We can directly maintain a sliding window of size k that wraps around the array. Start by taking all k cards from the right end. Then slide the window: remove one card from the right and add one from the left, tracking the maximum sum as we go.

Algorithm

  1. Initialize the sum by taking the last k cards (all from the right).
  2. Use two pointers: l starting at 0, r starting at n - k.
  3. Slide the window k times:
    • Add cardPoints[l] and subtract cardPoints[r].
    • Update the maximum sum.
    • Move both pointers forward.
  4. Return the maximum sum found.
class Solution:
    def maxScore(self, cardPoints: List[int], k: int) -> int:
        l, r = 0, len(cardPoints) - k
        total = sum(cardPoints[r:])
        res = total

        while r < len(cardPoints):
            total += cardPoints[l] - cardPoints[r]
            res = max(res, total)
            l += 1
            r += 1

        return res

Time & Space Complexity

  • Time complexity: O(k)O(k)
  • Space complexity: O(1)O(1) extra space.

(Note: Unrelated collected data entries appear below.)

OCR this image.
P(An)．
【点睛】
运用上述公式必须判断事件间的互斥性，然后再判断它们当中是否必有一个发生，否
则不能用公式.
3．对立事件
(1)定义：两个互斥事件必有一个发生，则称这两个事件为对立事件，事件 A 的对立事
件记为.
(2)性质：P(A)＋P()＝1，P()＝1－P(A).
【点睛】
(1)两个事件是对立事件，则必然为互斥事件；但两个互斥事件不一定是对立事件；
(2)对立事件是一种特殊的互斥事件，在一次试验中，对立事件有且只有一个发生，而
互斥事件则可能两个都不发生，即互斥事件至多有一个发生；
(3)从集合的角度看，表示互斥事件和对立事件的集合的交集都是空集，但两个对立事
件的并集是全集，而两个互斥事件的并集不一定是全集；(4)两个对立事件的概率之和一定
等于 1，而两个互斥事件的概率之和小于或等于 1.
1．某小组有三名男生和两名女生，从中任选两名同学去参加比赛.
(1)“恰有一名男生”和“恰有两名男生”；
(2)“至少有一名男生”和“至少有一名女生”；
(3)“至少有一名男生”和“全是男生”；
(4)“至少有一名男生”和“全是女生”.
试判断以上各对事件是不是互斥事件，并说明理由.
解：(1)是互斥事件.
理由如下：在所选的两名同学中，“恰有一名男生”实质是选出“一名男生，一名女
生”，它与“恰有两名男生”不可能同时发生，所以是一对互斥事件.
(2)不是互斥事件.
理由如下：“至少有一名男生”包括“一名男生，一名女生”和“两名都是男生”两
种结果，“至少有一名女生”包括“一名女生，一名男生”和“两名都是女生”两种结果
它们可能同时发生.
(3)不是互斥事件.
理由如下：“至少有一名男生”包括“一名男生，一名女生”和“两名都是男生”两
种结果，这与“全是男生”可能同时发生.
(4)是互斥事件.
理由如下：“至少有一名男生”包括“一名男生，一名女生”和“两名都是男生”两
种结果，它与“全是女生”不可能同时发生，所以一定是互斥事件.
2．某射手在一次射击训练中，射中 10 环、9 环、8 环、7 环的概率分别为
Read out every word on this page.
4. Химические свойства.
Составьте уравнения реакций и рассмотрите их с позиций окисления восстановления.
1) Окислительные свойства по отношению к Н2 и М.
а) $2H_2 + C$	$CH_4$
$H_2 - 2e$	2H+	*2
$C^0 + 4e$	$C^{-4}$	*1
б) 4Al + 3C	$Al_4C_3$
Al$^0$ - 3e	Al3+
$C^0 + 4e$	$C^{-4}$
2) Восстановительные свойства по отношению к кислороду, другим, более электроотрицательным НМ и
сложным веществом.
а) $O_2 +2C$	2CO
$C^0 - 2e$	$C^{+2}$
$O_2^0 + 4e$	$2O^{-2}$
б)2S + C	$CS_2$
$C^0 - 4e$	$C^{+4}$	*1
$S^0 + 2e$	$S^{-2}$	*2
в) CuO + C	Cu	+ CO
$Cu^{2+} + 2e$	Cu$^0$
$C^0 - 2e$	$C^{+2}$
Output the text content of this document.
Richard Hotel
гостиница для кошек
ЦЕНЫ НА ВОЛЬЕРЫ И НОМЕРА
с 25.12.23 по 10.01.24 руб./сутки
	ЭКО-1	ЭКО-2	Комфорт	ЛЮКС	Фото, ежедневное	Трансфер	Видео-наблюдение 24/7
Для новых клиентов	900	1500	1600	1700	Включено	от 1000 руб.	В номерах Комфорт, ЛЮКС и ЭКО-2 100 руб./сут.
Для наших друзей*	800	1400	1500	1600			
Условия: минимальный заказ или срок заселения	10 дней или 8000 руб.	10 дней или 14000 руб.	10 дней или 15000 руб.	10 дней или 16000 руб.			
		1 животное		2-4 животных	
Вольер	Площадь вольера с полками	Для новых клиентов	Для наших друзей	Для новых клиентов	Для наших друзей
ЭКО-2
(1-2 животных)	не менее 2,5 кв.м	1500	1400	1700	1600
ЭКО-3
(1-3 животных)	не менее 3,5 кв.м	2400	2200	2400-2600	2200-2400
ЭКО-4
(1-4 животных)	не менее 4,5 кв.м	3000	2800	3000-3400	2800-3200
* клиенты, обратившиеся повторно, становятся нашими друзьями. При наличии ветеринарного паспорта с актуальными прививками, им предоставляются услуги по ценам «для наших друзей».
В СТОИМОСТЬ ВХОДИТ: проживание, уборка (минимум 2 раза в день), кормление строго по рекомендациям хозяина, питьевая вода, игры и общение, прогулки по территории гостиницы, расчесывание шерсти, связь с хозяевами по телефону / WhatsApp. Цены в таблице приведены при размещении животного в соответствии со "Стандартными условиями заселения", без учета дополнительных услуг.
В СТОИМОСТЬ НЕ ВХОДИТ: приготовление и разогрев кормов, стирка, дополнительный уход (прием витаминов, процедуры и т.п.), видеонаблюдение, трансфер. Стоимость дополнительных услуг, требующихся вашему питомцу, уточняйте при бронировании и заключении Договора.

Where kk is the number of cards to pick.


Common Pitfalls

Treating This as a Standard Two-Pointer Problem

Unlike typical two-pointer problems where pointers move toward each other, this problem requires taking cards from both ends that together form a contiguous "virtual" window. The cards you pick are not contiguous in the original array, which confuses many solvers into incorrect pointer movement logic.

Off-by-One Errors in Window Boundaries

When using the sliding window approach (finding minimum sum of n - k elements), incorrect boundary calculations are common. The window size is n - k, not k. Additionally, when indexing the right portion of the array, using n - right instead of the correct index offset leads to accessing wrong elements.

Forgetting the Edge Case When k Equals n

When k equals the array length, you must take all cards. The sliding window approach would have a window of size 0, which needs special handling to avoid division by zero or invalid array access. Simply return the total sum when k == n.